In Bayern und in NRW gab es Abschiebungen, die zu Recht zu großer Aufregung geführt und bei der sich die handelnden Institutionen nicht mit Ruhm bekleckert haben.

Die mediale Aufregung um die jüngsten Abschiebungen regt mich aber auf.

Nicht, weil ich glühender Anhänger von möglichst brutalen Abschiebungen bin, sondern weil es an Scheinheiligkeit nicht zu überbieten ist, wenn ein und dieselben Medien und auch manche Menschen einerseits hohe Abschiebungszahlen fordern und sich dann über unschöne Bilder aufregen.

Ich bin nicht gegen Abschiebungen. Ganz im Gegenteil. Wenn man Regeln für die Anerkennung von Asylanträgen schafft, dann muss man grundsätzlich auch die abgelehnten Anträge durchsetzen. Sonst könnte man sich die Regeln gleich sparen.
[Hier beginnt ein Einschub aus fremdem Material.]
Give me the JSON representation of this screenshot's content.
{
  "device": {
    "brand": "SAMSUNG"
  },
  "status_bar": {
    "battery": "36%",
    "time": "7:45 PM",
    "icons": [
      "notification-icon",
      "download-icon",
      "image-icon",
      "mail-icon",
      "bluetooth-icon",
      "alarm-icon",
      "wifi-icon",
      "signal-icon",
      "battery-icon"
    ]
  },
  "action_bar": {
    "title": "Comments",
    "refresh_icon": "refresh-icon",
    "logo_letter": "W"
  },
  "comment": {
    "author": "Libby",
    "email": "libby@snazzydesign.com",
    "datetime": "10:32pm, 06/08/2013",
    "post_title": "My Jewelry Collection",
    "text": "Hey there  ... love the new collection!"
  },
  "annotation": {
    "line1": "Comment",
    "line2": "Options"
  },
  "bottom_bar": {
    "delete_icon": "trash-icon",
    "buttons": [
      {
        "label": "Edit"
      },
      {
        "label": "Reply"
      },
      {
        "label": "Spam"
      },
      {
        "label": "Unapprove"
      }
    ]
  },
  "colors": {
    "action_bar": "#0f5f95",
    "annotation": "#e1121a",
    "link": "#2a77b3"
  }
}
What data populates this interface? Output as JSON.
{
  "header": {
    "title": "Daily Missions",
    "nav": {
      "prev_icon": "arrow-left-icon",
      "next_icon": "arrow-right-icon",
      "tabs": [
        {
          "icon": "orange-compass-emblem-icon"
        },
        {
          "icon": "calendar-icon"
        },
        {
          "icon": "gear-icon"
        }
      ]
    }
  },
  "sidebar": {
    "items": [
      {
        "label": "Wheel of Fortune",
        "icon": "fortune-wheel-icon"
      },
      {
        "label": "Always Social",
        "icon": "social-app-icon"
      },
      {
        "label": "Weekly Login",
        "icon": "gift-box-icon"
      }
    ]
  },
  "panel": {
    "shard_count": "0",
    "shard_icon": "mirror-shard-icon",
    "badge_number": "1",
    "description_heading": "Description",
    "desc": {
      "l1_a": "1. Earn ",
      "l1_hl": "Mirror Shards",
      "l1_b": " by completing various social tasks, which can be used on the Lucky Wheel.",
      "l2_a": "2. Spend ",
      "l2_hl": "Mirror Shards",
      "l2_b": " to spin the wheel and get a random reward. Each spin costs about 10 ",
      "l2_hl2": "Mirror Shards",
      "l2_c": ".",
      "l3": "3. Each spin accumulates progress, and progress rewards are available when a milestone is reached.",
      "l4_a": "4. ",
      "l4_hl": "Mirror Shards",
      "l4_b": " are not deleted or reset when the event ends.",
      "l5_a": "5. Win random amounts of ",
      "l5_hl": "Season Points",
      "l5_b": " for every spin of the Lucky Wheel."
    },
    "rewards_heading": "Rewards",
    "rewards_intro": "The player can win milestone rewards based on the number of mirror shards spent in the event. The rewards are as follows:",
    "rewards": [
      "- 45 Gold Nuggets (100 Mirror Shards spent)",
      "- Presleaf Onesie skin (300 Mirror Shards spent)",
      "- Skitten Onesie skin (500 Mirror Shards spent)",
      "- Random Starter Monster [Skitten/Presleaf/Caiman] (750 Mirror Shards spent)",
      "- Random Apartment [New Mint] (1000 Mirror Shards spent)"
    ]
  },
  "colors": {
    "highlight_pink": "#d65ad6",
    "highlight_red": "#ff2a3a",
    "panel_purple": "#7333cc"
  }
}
Da fängt die Krux aber schon an. Denn nur weil jemand die Voraussetzungen für einen Schutzstatus nicht erfüllt, kann man ihn noch lange nicht in sein Heimatland abschieben. Entweder sind die Zustände in seinem Heimatland lebensgefährlich, es liegt eine den Transport hindernde Krankheit vor oder ähnliches. Ganz häufig ist aber das Problem, dass die Heimatländer nicht kooperieren. Man kann die Menschen ja nicht – wie sich das manche Menschen wünschen – einfach nach Afrika oder sonstwo fliegen und aus dem Flieger werfen oder mit einem Schiff in irgendeinem Hafen entladen. Nein, die Heimatländer müssen mitmachen. Und das tun bei weitem nicht alle.

Weil es aber von der Öffentlichkeit gewünscht ist, hohe Abschiebungszahlen zu generieren, wird versucht möglichst schnell möglichst viele Menschen abzuschieben. Deshalb konzentriert man die Ressourcen auf die leichten Fälle und hat umso weniger Ressourcen für die schwierigen Fälle.

Im Ergebnis schieben wir so aber „die falschen“ ab. Wir bestrafen die, die sich an die Regeln gehalten haben und lassen die durchs Raster fallen, die es dem Staat schwer machen.

Es wird also doppelt kontraproduktiv gehandelt. Wir verlieren einerseits diejenigen, die seit vielen Jahren hier leben und sich integrieren, oder sogar hier geboren sind. Andererseits bleiben in der Folge diejenigen, die sich gerade nicht integrieren und uns einige Probleme machen.

Es braucht also dreierlei:

Die Verfahren müssen schneller werden, damit gar nicht erst Integrationsprozesse beginnen, bevor die Betroffenen erfahren, dass sie das Land verlassen müssen.

Und wir müssen wegkommen von einer stupiden rein formalen Betrachtung. Was für einen Sinn macht es, eine Familie, die seit 19 hier lebt, deren Tochter hier geboren ist und hier einer Ausbildung nachgeht und deren Eltern ihr eigenes Geld verdienen, mit großem Aufwand abzuschieben – am besten noch unter großem Polizeieinsatz aus einer Schule zu zerren. Und gleichzeitig lassen wir den allein reisenden jungen Mann, der keinerlei Integrationsbemühungen zeigt, seine Papiere vernichtet hat und aus einem unkooperativem Heimatland kommt, nahezu unbehelligt.

Da habe ich lieber niedrigere Abschiebungszahlen, die aber nicht das Ergebnis einer hanebüchenen Politik sind.

Wegen den verschlossenen Augen der Union, die immer behauptet hat, Deutschland sei kein Einwanderungsland, haben wir keine vernünftigen Regeln für Einwanderung, die nicht auf einen Schutzstatus abzielt. Wir zwingen also viele Menschen in ein Asylverfahren, was diese nicht gewährt bekommen können. Deswegen ist ein Einwanderungsgesetz so überfällig. Schon 2000 hatte  Gerhard Schröder dazu die „Süssmuth-Kommission“ eingesetzt.